Game Review - by James Allen
One of the very first games developed solely for online play was Starsiege Tribes. I remember playing it several years ago, and I liked its team-based strategy and futuristic combat. Now, the wonderful folks at Sierra have brought us Tribes 2, which promises to expand on the great strides made in the original classic version. Many people may be wondering if Tribes 2 improves enough on the previous edition to warrant an upgrade. Will Tribes 2 capture the flag, or just be fragged?
Since Tribes 2 is an online game, an easy to use interface is needed to interact with available games and other players. This is an important feature of the game. With the community browser, you can scan for available games, chat with other players, create a clan, enter a forum, and check your e-mail. Everything you need in Tribes 2 is right at your fingertips, and it makes entering a contest that much easier. The game also automatically checks for updates whenever you login for Internet play. If need be, you can engage the bots in offline LAN games. Unfortunately, the bots cannot play on most of the levels included in the game, which is a shame, as the repetition of bot levels comes all to often. The bots come with varying skill level, so they can challenge even the most experienced Tribes player.
Each of the maps is specialized for one of the game types in Tribes 2: bounty, capture and hold, capture the flag, deathmatch, hunters, team hunters, rabbit, and siege. About 90% of the servers will be playing capture the flag, which is a shame, since some of the other game modes are actually quite fun. We all know capture the flag and deathmatch, and most of the other modes of play are just slight variations on these two themes. In bounty, you chase after only one other player at a time. Capture and Hold is the same as Domination in Unreal Tournament, where you try to control several points around the map. In hunters, every time someone is killed, they drop a flag, and you return these flags to a common location called a Nexus: it's a combination of deathmatch and capture the flag. Rabbit is a game of tag, and in siege, you defend a location inside your base from intruders. All of these game types, while maybe not original, do create a fun and exciting gaming experience.
The sound mostly consists of the sound bytes of players communicating with each other, and some explosions. Really, it's not all too impressive, but mainly just serves to support the gameplay. A blaring soundtrack would tend to distract from the strategy and shooting in the game. The sound isn't bad; it's just not a memorable experience. This may be the only moderate aspect of Tribes 2, and for that we are to be thankful.
Gameplay is an interesting array of innovations, which result in an unmatched gaming experience. The basics of movement within the Tribes 2 universe is the same as most first person shooters, with one ed change: the jetpack. You can use the jetpack to fly through the air, albeit for short periods of time, and this adds a very interesting twist to the usual formula of team based play. The use of packs is also an important aspect of play: you can don yourself with repair packs, shield packs, and even deployable turrets. Couple this with mines and grenades, and you have yourself an interesting game. The weapons are also a very good collection of situation-based firepower. Each weapon has its own specific place and time for the most effective use, and knowing which one to choose is half the puzzle in Tribes 2. You can arm yourself with chainguns, mortars, laser rifles, missle launchers, spinfusors, and plasma rifles. There are three levels of armor, and each comes with a tradeoff: the more armor you have, the slower you can move. And, only certain levels are armor are allowed to carry certain weapons. This stresses the importance of communication and team play in Tribes 2, as a band of similar fighters will never win a game.

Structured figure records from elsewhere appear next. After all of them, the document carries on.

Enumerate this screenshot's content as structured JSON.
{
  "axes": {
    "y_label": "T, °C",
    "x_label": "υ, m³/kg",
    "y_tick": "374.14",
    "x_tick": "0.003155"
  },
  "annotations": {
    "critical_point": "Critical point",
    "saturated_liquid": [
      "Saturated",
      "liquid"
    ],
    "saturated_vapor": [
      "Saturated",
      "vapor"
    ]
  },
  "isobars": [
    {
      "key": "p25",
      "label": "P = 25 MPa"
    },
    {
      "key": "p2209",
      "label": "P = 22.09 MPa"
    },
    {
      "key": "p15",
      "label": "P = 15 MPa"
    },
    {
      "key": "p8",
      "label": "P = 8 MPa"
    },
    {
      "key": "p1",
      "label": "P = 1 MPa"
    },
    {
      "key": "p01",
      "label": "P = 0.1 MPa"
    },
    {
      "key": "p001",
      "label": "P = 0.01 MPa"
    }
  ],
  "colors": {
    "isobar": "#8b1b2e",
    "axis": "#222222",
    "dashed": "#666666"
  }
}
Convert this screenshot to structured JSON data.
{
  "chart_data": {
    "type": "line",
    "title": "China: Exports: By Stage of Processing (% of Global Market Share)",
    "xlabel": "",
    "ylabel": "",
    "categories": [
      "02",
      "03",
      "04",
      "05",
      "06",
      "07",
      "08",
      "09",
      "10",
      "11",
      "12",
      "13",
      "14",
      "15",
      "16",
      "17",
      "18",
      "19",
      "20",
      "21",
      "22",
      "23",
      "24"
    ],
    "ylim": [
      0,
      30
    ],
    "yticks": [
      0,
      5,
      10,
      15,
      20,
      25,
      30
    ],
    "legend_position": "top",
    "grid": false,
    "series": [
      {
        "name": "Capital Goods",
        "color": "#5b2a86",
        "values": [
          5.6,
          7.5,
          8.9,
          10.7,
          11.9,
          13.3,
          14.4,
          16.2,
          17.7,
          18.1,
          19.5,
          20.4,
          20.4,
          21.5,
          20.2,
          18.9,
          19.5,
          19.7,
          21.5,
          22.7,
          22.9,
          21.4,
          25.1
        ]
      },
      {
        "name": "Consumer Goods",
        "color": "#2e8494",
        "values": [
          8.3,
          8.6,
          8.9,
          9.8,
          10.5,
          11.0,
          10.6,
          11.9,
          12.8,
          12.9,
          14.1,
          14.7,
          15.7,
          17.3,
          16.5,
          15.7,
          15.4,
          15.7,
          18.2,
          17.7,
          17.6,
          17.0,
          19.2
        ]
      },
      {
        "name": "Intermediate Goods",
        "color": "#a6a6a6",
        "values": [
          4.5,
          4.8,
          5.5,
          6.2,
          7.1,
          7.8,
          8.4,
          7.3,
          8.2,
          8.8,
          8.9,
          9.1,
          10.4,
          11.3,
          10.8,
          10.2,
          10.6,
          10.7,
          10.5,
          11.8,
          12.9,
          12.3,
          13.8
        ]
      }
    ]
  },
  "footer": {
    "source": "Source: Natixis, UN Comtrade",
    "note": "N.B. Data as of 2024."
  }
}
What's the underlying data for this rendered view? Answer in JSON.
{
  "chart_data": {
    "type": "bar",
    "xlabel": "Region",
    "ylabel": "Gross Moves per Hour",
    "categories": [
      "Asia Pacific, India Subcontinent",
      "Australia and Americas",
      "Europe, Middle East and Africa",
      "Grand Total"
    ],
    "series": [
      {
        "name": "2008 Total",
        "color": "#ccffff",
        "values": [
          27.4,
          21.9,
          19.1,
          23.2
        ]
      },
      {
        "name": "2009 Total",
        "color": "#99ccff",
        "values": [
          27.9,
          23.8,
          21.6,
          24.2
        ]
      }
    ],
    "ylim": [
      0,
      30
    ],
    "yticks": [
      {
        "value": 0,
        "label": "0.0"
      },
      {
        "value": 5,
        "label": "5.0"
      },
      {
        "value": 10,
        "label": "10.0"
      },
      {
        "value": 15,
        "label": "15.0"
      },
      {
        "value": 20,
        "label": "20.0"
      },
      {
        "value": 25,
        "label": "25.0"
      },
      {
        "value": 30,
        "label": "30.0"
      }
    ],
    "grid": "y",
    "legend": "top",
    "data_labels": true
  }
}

Probably the most recognized aspect of Tribes 2 is the use of vehicles in the game. From one-person cycles to multi-person transports, any need you have as a Tribes 2 player is met through the use of a vehicle. And in some maps, it would take you quite a long time to traverse the terrain without use of vehicles. My personal favorite is the bomber, where you can drops loads of ordinance on the enemy base. Now that is fun for the whole family. To top it all off, a command circuit is available, which provides for an overhead map of all your stations and weapons, and any enemies in range of a motion sensor. These futuristic tones make for quite interesting little contests in the Tribes world, and an overall pleasant encounter.
The graphics in Tribes 2 are just an update of the original Tribes, and they are very good. The far distances in some of the maps are clear, and you really get a sense of the expansiveness of the levels. The models are great, the buildings are wonderful, it's just an overall excellent effort at the graphics. Although you need a slightly hefty system to run the game, it's well worth it, as some of the effects such as explosions and exhaust from the ships are very neat. Overall, the graphics are on par with those found in today's top-end games.
While Tribes 2 is a great game, for owners of the original Starsiege Tribes, it really isn't enough of an upgrade to necessitate purchasing the newer version. But you will anyway. For those of us that didn't experience the meaty goodness of Tribes 1, Tribes 2 is a great game to delve into the online first person shooter community. The combination of the gameplay elements make for an unique experience which honestly is not paralleled in any other game. Tribes 2 continues the tradition of excellence in the series, and is a game which should not be missed.